It is important to note that some of the methods described can alter the die dimensions slightly, thus reducing accuracy ( Table 14.1 ).
DIMENSIONAL CHANGE (%) | ||
Die material | Occlusal | Cervical |
Type IV die stone | 0.06 | 0.00 |
Type IV stone plus hardener A | 0.16 | 0.08 |
Type IV stone plus hardener B | 0.10 | 0.10 |
Silica-filled epoxy resin | −0.15 | −0.26 |
Aluminum-filled epoxy resin | −0.14 | −0.19 |
Electroformed silver | −0.10 | −0.20 |
What casting deficiencies may result when: (1) the sprue former is too small in diameter, (2) the sprue former is attached without flaring to thinner areas, (3) the sprues are oriented toward thin areas of a wax pattern, or (4) the sprues are of inadequate length to position the wax pattern less than 6 mm from the end of the invested ring?
Wax Pattern and Sprue Design
To provide a pathway or ingate to the mold cavity for molten metal, the wax or resin pattern must have one or more cylindrical wax segments attached at the desired point(s) of metal entry; this arrangement is termed a sprued wax pattern. A sprue is the channel in a refractory investment mold through which molten metal flows. After the wax pattern has been made, a sprue-former base is attached to the sprued wax pattern, an investment ring is pressed into the sprue-former base, and an investment slurry is vibrated into the ring to embed the wax pattern in the investment, usually under vacuum. Examples of sprued wax patterns on a sprue-former base are shown in Figure 14-1 .

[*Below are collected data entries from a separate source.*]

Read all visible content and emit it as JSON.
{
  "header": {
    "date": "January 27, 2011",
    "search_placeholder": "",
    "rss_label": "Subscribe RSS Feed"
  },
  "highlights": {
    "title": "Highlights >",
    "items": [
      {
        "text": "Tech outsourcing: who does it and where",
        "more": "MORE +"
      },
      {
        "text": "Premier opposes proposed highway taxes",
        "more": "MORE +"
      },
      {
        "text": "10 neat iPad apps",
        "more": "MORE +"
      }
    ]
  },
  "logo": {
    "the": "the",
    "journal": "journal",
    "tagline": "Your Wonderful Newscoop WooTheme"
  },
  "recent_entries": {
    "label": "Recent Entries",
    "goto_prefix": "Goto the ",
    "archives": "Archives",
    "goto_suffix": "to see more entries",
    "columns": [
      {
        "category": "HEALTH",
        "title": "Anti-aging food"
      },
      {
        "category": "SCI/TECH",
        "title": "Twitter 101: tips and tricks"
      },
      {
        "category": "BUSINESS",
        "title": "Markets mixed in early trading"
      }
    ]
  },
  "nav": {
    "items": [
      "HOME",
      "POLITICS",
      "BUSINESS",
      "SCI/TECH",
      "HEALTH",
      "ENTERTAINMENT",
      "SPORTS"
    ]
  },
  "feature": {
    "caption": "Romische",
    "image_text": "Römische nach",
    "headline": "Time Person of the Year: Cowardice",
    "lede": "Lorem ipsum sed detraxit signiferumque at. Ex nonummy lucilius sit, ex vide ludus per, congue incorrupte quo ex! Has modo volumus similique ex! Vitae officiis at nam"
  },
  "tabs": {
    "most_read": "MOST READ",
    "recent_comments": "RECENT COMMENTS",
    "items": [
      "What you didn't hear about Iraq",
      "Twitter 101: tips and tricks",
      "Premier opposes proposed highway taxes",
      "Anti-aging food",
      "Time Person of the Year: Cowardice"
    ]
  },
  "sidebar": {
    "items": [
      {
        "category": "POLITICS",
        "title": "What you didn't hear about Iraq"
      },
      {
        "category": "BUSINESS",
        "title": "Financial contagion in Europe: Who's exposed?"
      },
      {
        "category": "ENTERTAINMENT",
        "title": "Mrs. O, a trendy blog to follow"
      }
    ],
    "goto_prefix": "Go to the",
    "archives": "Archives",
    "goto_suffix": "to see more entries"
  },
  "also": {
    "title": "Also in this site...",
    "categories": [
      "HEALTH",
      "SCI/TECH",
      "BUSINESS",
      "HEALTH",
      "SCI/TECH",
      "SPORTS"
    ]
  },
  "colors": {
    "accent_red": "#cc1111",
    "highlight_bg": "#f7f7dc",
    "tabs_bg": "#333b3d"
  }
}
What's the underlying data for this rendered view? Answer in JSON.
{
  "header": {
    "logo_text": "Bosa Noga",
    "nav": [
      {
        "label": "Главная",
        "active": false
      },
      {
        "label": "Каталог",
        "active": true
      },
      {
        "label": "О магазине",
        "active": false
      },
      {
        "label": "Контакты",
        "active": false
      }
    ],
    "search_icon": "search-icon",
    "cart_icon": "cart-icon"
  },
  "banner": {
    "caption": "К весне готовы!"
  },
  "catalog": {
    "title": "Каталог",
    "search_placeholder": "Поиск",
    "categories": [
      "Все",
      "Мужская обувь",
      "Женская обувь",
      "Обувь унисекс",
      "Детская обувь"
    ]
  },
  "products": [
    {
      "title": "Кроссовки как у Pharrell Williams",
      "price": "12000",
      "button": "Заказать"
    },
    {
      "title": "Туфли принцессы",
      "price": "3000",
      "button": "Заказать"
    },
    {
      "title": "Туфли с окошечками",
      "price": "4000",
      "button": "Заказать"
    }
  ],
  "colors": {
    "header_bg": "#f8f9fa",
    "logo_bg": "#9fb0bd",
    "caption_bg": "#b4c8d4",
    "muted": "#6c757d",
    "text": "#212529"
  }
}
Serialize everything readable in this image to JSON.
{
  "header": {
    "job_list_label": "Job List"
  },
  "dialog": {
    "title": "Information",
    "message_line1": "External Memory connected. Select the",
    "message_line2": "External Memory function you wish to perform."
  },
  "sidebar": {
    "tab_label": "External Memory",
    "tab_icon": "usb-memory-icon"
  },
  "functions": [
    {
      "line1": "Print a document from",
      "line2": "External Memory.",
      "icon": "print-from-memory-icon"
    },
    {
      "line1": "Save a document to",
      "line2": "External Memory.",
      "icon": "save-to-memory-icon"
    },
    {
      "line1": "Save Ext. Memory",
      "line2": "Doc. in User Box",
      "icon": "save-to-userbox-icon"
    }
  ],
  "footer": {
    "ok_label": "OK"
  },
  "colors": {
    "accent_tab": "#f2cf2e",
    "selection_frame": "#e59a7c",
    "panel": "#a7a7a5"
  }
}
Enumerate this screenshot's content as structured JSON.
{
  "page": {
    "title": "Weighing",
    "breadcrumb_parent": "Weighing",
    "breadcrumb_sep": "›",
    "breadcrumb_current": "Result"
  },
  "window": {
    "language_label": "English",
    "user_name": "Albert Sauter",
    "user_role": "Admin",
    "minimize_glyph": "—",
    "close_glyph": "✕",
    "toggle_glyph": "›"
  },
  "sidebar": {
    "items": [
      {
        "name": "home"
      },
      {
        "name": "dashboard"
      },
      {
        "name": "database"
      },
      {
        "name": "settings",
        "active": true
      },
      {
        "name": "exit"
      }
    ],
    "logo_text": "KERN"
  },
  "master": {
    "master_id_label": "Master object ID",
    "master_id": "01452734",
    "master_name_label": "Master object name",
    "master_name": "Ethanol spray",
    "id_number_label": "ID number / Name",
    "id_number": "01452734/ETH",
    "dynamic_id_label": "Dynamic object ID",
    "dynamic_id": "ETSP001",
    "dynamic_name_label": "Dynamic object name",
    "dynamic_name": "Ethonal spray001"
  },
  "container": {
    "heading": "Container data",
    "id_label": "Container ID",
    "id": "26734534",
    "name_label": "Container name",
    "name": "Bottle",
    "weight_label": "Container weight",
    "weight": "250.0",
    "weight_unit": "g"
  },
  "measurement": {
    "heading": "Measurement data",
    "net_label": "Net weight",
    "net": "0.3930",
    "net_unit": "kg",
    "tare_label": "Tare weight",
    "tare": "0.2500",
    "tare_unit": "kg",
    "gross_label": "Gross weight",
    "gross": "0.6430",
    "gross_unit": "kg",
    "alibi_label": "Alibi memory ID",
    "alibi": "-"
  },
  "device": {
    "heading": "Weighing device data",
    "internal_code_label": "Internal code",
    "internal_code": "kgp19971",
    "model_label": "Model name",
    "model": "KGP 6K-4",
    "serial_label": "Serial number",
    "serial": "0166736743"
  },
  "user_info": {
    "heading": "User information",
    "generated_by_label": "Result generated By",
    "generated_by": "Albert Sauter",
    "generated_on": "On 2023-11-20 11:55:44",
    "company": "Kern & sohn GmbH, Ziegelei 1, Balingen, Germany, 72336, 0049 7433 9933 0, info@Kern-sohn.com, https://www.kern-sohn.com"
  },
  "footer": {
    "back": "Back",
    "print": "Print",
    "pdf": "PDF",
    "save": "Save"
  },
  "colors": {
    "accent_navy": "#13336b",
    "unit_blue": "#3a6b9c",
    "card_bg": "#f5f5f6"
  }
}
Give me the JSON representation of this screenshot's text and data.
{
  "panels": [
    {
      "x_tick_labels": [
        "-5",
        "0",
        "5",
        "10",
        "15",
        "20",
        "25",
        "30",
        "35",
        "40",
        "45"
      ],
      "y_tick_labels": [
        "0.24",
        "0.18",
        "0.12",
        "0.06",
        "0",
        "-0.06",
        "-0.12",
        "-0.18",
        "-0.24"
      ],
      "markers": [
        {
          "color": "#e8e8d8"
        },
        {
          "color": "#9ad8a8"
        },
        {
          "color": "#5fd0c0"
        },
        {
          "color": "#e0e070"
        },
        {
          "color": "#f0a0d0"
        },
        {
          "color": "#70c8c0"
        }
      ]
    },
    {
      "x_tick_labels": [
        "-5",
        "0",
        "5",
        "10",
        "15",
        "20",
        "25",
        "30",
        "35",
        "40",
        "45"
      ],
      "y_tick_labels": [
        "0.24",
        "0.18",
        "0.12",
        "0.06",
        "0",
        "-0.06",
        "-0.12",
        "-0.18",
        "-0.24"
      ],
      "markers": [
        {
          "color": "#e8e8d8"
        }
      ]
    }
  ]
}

The diameter, the length of the sprue former (also referred to simply as the sprue ), and the position of attachment depend on the type and size of the pattern, the type of casting machine to be used, and the dimensions of the ring in which the casting will be made .
Wax-Pattern Removal
The sprue former should be attached to the wax pattern with the pattern on the master die, provided that the pattern can be removed directly in line with its path of withdrawal from the die. Any motion that might distort the wax pattern should be avoided during removal. The gauge selection and design for the sprue former are often empirical, but optimal performance during the casting process is based on the five general principles discussed in the following subsections.
Sprue Diameter
Select a sprue former with a diameter that is approximately the same size as the thickest bulk of the wax pattern. If the pattern is small, the sprue former must also be small because attaching a large sprue former to a thin, delicate pattern could cause distortion. On the other hand, if the sprue former’s diameter is too small, it may solidify before the casting itself, and localized shrinkage porosity (“suck-back” porosity) may develop. As shown in Figure 14-3 , reservoir sprues are used to help overcome this problem.
Sprue Position and Attachment
The sprue-former connection to the wax pattern is generally flared for higher-density gold alloys but often restricted for lower-density alloys. Flaring of the sprue former may act in much the same way as a reservoir, smoothing the entry of the fluid alloy into the pattern area with less turbulence. The position of the sprue-former attachment is often a matter of individual judgment and intuition, based on the shape and form of the wax pattern. As indicated earlier, the ideal area for the sprue former is the point of greatest bulk in the pattern to avoid distorting thin areas of wax during attachment to the pattern and permit complete flow of the alloy into the mold cavity.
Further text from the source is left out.